PHOTO KAROLINA KRUPA, FOURNIE PAR ÉMILIE RICARD-HARVEY

Émilie Ricard-Harvey, réalisatrice de la série documentaire Un nouveau jour

Il y a un grand désir d’honnêteté et de franchise, un désir de montrer vraiment ce que c’est de A à Z. Montrer, c’est informer, c’est aider à comprendre. C’est comme ça qu’on fait tomber les barrières.

Émilie Ricard-Harvey, réalisatrice de la série documentaire Un nouveau jour

Sa caméra était donc présente en salle d’opération pour filmer l’intervention chirurgicale de Julie. Elle en a gardé trois ou quatre séquences de quelques secondes pour montrer ce qui se passe concrètement lorsqu’un chirurgien transforme un sexe masculin en sexe féminin. Une animation intercalée dans le segment qui se déroule en salle d’opération complète l’information. C’est direct, mais sobre.

« Il y a une grande part d’intimité du fait qu’on montre les chirurgies, mais leur intimité, on ne la montre que dans un contexte chirurgical », fait valoir la réalisatrice, qui a visiblement soupesé chacune des images qu’elle met à l’écran.

Un environnement chaleureux

La série Un nouveau jour ne se distingue pas seulement par la franchise avec laquelle elle montre les différents types d’interventions chirurgicales auxquels les personnes trans peuvent avoir recours pour être mieux dans leur peau. Elle s’attarde énormément à l’environnement dans lequel les opérations ont lieu, un cadre chaleureux, bienveillant, où brille un personnel dévoué. Tout dans cet endroit est mis en œuvre pour accompagner les patientes et les patients dans ce moment pivot de leur vie.
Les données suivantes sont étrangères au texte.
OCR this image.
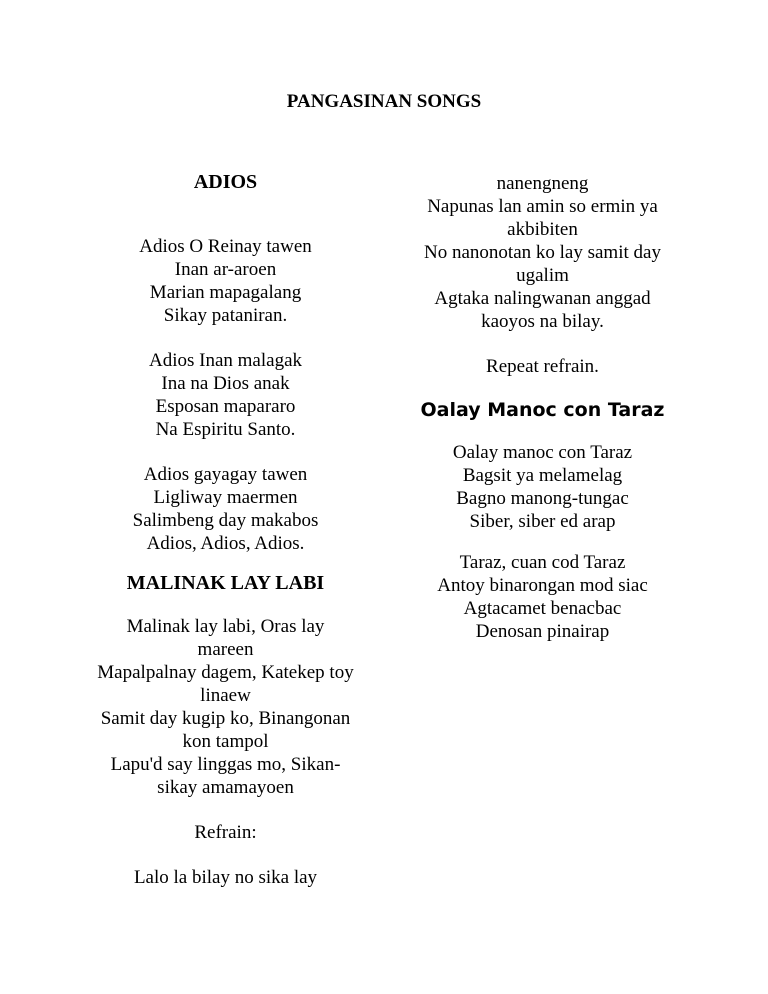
PANGASINAN SONGS
ADIOS
Adios O Reinay tawen
Inan ar-aroen
Marian mapagalang
Sikay pataniran.
Adios Inan malagak
Ina na Dios anak
Esposan mapararo
Na Espiritu Santo.
Adios gayagay tawen
Ligliway maermen
Salimbeng day makabos
Adios, Adios, Adios.
MALINAK LAY LABI
Malinak lay labi, Oras lay
mareen
Mapalpalnay dagem, Katekep toy
linaew
Samit day kugip ko, Binangonan
kon tampol
Lapu'd say linggas mo, Sikan-
sikay amamayoen
Refrain:
Lalo la bilay no sika lay
nanengneng
Napunas lan amin so ermin ya
akbibiten
No nanonotan ko lay samit day
ugalim
Agtaka nalingwanan anggad
kaoyos na bilay.
Repeat refrain.
Oalay Manoc con Taraz
Oalay manoc con Taraz
Bagsit ya melamelag
Bagno manong-tungac
Siber, siber ed arap
Taraz, cuan cod Taraz
Antoy binarongan mod siac
Agtacamet benacbac
Denosan pinairap
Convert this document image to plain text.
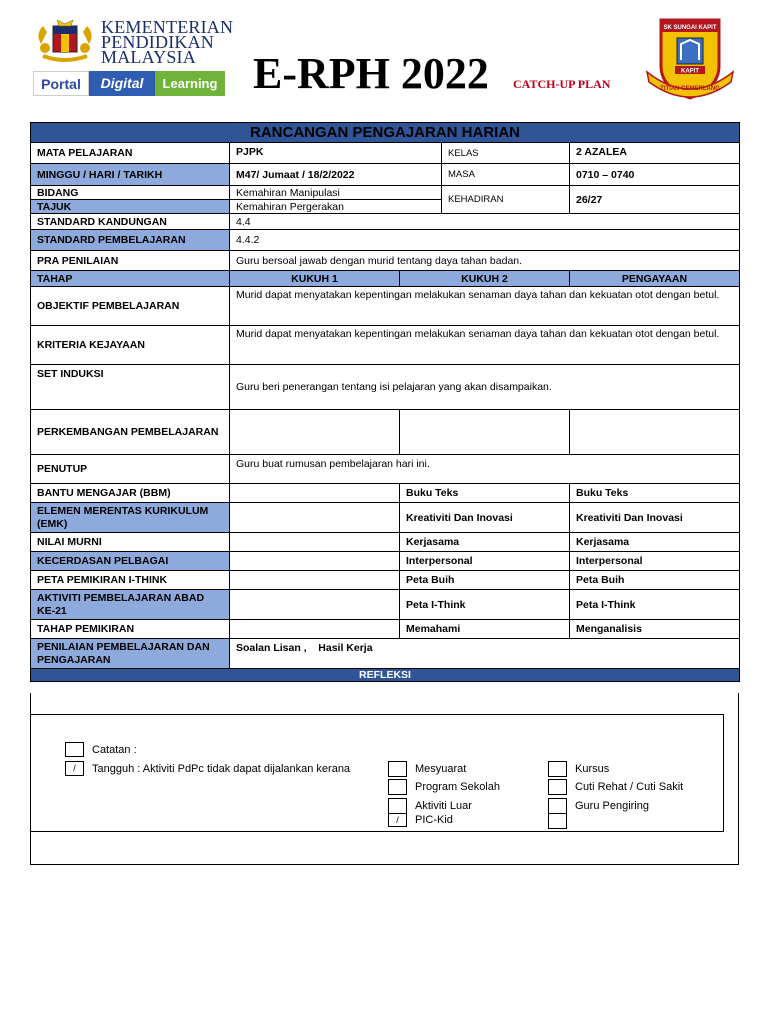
KEMENTERIAN
PENDIDIKAN
MALAYSIA
Portal	Digital	Learning E-RPH 2022 CATCH-UP PLAN
SK SUNGAI KAPIT
KAPIT
TITIAN CEMERLANG
RANCANGAN PENGAJARAN HARIAN				
MATA PELAJARAN	PJPK		KELAS	2 AZALEA
MINGGU / HARI / TARIKH	M47/ Jumaat / 18/2/2022		MASA	0710 – 0740
BIDANG	Kemahiran Manipulasi		KEHADIRAN	26/27
TAJUK	Kemahiran Pergerakan			
STANDARD KANDUNGAN	4.4			
STANDARD PEMBELAJARAN	4.4.2			
PRA PENILAIAN	Guru bersoal jawab dengan murid tentang daya tahan badan.			
TAHAP	KUKUH 1	KUKUH 2		PENGAYAAN
OBJEKTIF PEMBELAJARAN	Murid dapat menyatakan kepentingan melakukan senaman daya tahan dan kekuatan otot dengan betul.			
KRITERIA KEJAYAAN	Murid dapat menyatakan kepentingan melakukan senaman daya tahan dan kekuatan otot dengan betul.			
SET INDUKSI	Guru beri penerangan tentang isi pelajaran yang akan disampaikan.			
PERKEMBANGAN PEMBELAJARAN				
PENUTUP	Guru buat rumusan pembelajaran hari ini.			
BANTU MENGAJAR (BBM)		Buku Teks		Buku Teks
ELEMEN MERENTAS KURIKULUM (EMK)		Kreativiti Dan Inovasi		Kreativiti Dan Inovasi
NILAI MURNI		Kerjasama		Kerjasama
KECERDASAN PELBAGAI		Interpersonal		Interpersonal
PETA PEMIKIRAN I-THINK		Peta Buih		Peta Buih
AKTIVITI PEMBELAJARAN ABAD KE-21		Peta I-Think		Peta I-Think
TAHAP PEMIKIRAN		Memahami		Menganalisis
PENILAIAN PEMBELAJARAN DAN PENGAJARAN	Soalan Lisan ,    Hasil Kerja			
REFLEKSI				
Catatan :
/	Tangguh : Aktiviti PdPc tidak dapat dijalankan kerana	Mesyuarat
Program Sekolah
Aktiviti Luar
/	PIC-Kid
Kursus
Cuti Rehat / Cuti Sakit
Guru Pengiring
PHOTO FOURNIE PAR LA PRODUCTION

« La transidentité est une chose qui ne s’invente pas, c’est une chose qui se vit », dit le DPierre Brassard. C’est un problème qui peut pousser au suicide, souligne le chirurgien, qui se consacre aux opérations d’affirmation de genre parce qu’il voit le bien que ça fait aux patientes et aux patients.

Les femmes trans qu’on découvre dans les deux premiers épisodes de la série semblent d’ailleurs très bien dans leur peau au moment de compléter leur transition. « C’est un moment d’affirmation qui est très puissant. J’ai vraiment senti un grand soulagement chez chacune de ces personnes », dit Émilie Ricard-Harvey.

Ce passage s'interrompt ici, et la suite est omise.